Charlie Winter, a security analyst who focuses on ISIL, suggested the move to significant attacks abroad was likely a sign of the group’s evolution rather than a shift.
“I think it doesn’t signify a shift necessarily, but it is a new appendage which has been added onto the already existing Islamic State strategy,” Mr Winter told The National. “I think the focus of ISIL is still on building a caliphate in the territories where it has a measure of security and social, economic and political control.”
The significance of the latest attacks lies in their execution and the risk ISIL ran in claiming them.
The targets were difficult and the attacks did not appear to be carried out by amateurs. In Beirut, bombers had to get into an area monitored closely by Hizbollah’s militia, a place where outsiders are frequently detained and residents always on guard. If ISIL’s Sinai affiliate was indeed responsible for the downing of the Metrojet flight, they would have had to get a bomb onto an international flight — a task perhaps easier in Egypt, where airport security is notoriously lax, than elsewhere but still a rarely attempted feat in the post 9/11 world. And in the Paris attacks, which French president Francois Hollande said were decided and planned in Syria, organised in Belgium and perpetrated with French accomplices, the gunmen and bombers had to coordinate their strikes while picking targets with high potential for casualties but low risk of immediate confrontation with security forces.

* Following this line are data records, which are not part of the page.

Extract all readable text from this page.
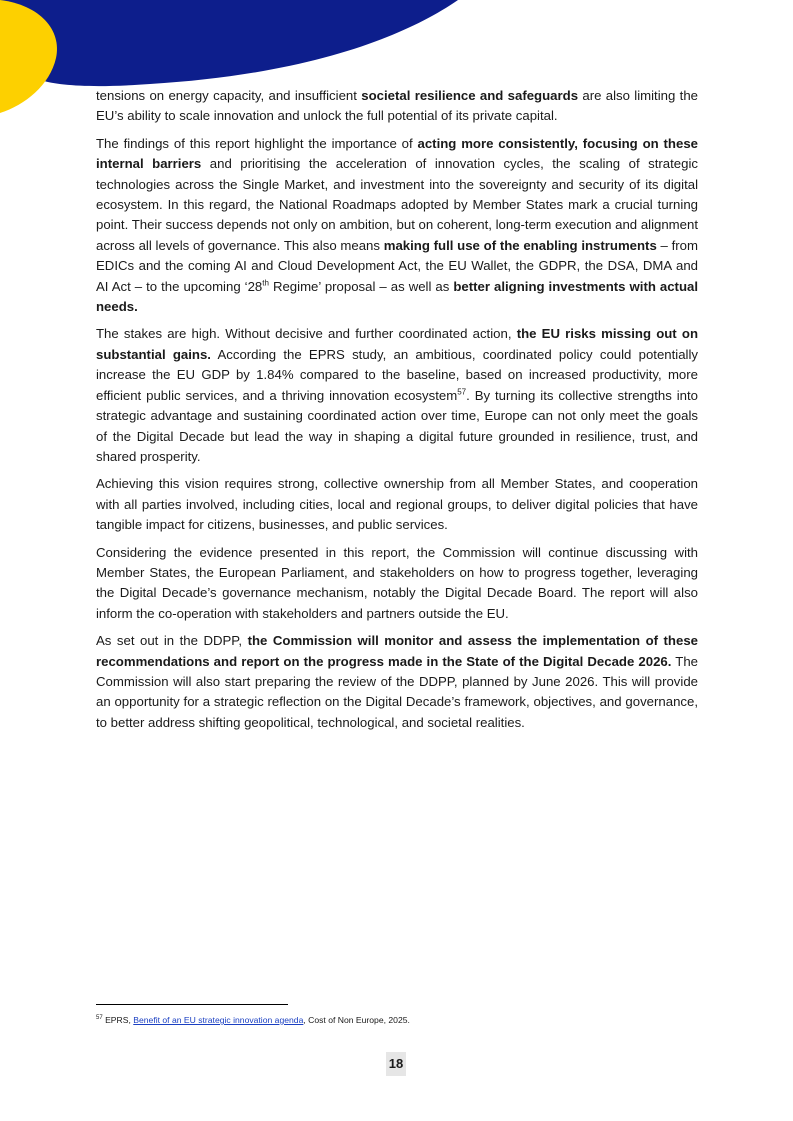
tensions on energy capacity, and insufficient societal resilience and safeguards are also limiting the EU’s ability to scale innovation and unlock the full potential of its private capital.

The findings of this report highlight the importance of acting more consistently, focusing on these internal barriers and prioritising the acceleration of innovation cycles, the scaling of strategic technologies across the Single Market, and investment into the sovereignty and security of its digital ecosystem. In this regard, the National Roadmaps adopted by Member States mark a crucial turning point. Their success depends not only on ambition, but on coherent, long-term execution and alignment across all levels of governance. This also means making full use of the enabling instruments – from EDICs and the coming AI and Cloud Development Act, the EU Wallet, the GDPR, the DSA, DMA and AI Act – to the upcoming ‘28th Regime’ proposal – as well as better aligning investments with actual needs.

The stakes are high. Without decisive and further coordinated action, the EU risks missing out on substantial gains. According the EPRS study, an ambitious, coordinated policy could potentially increase the EU GDP by 1.84% compared to the baseline, based on increased productivity, more efficient public services, and a thriving innovation ecosystem$^{57}$. By turning its collective strengths into strategic advantage and sustaining coordinated action over time, Europe can not only meet the goals of the Digital Decade but lead the way in shaping a digital future grounded in resilience, trust, and shared prosperity.

Achieving this vision requires strong, collective ownership from all Member States, and cooperation with all parties involved, including cities, local and regional groups, to deliver digital policies that have tangible impact for citizens, businesses, and public services.

Considering the evidence presented in this report, the Commission will continue discussing with Member States, the European Parliament, and stakeholders on how to progress together, leveraging the Digital Decade’s governance mechanism, notably the Digital Decade Board. The report will also inform the co-operation with stakeholders and partners outside the EU.

As set out in the DDPP, the Commission will monitor and assess the implementation of these recommendations and report on the progress made in the State of the Digital Decade 2026. The Commission will also start preparing the review of the DDPP, planned by June 2026. This will provide an opportunity for a strategic reflection on the Digital Decade’s framework, objectives, and governance, to better address shifting geopolitical, technological, and societal realities.

$^{57}$ EPRS, Benefit of an EU strategic innovation agenda, Cost of Non Europe, 2025.
18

In the cases of Egypt and France, ISIL risked major military retaliation from Moscow and Paris at a time when its forces have suffered territorial losses to Kurdish forces. France initiated its retaliation on Sunday, hitting Raqqa with 20 air strikes at a time when coalition strikes on ISIL’s heartland in Syria have dwindled.
But rather than the high-profile massacres showing a shift in the group’s strategy, some see the latest attacks as ISIL finally seeing success in its commonly reiterated threats to bring terror to distant enemies.
“The Paris attacks do not represent a shift in ISIS’s strategy. Rather, they represent a major success in ISIS’s announced plans to encourage, resource and direct terror attacks in the West,” researchers from the Institute for the Study of War and the American Enterprise Institute wrote on Monday.
Aymenn Jawad Al Tamimi, a research fellow at the Philadelphia-based Middle East Forum who monitors extremist groups in Iraq and Syria, agreed that the latest attacks were not so much a shift in strategy as ISIL meeting success in its proclaimed goals.
“In the case of the attacks in Europe, ISIL-linked sleeper cells and sophisticated plots have long been on the radar of intelligence services,” he said. “The difference this time is that the Paris plot escaped the clutches of prevention and came to fruition.”
Mr Winter agreed that ISIL has been trying to pull off a major attack in Europe for quite sometime now, though was unsuccessful until Friday.
“Every time you hear about these major arrests, they’re arrested for attacks which would be similar to this that didn’t get through. So what we’re seeing here is just another attack, one of many plots, which did manage to slip through the net,” said Mr Winter.
In determining if these latest attacks signify a shift in ISIL’s strategy, Mr Tamimi said it was important to see where the orders came from: whether they were ordered by ISIL’s leadership in Iraq and Syria or planned and organised outside of the caliphate by affiliates.
In risking retaliation for recent attacks, Mr Tamimi said “I think ISIL expected retaliation and it hopes this will strengthen Muslim [versus] non-Muslim polarisation.”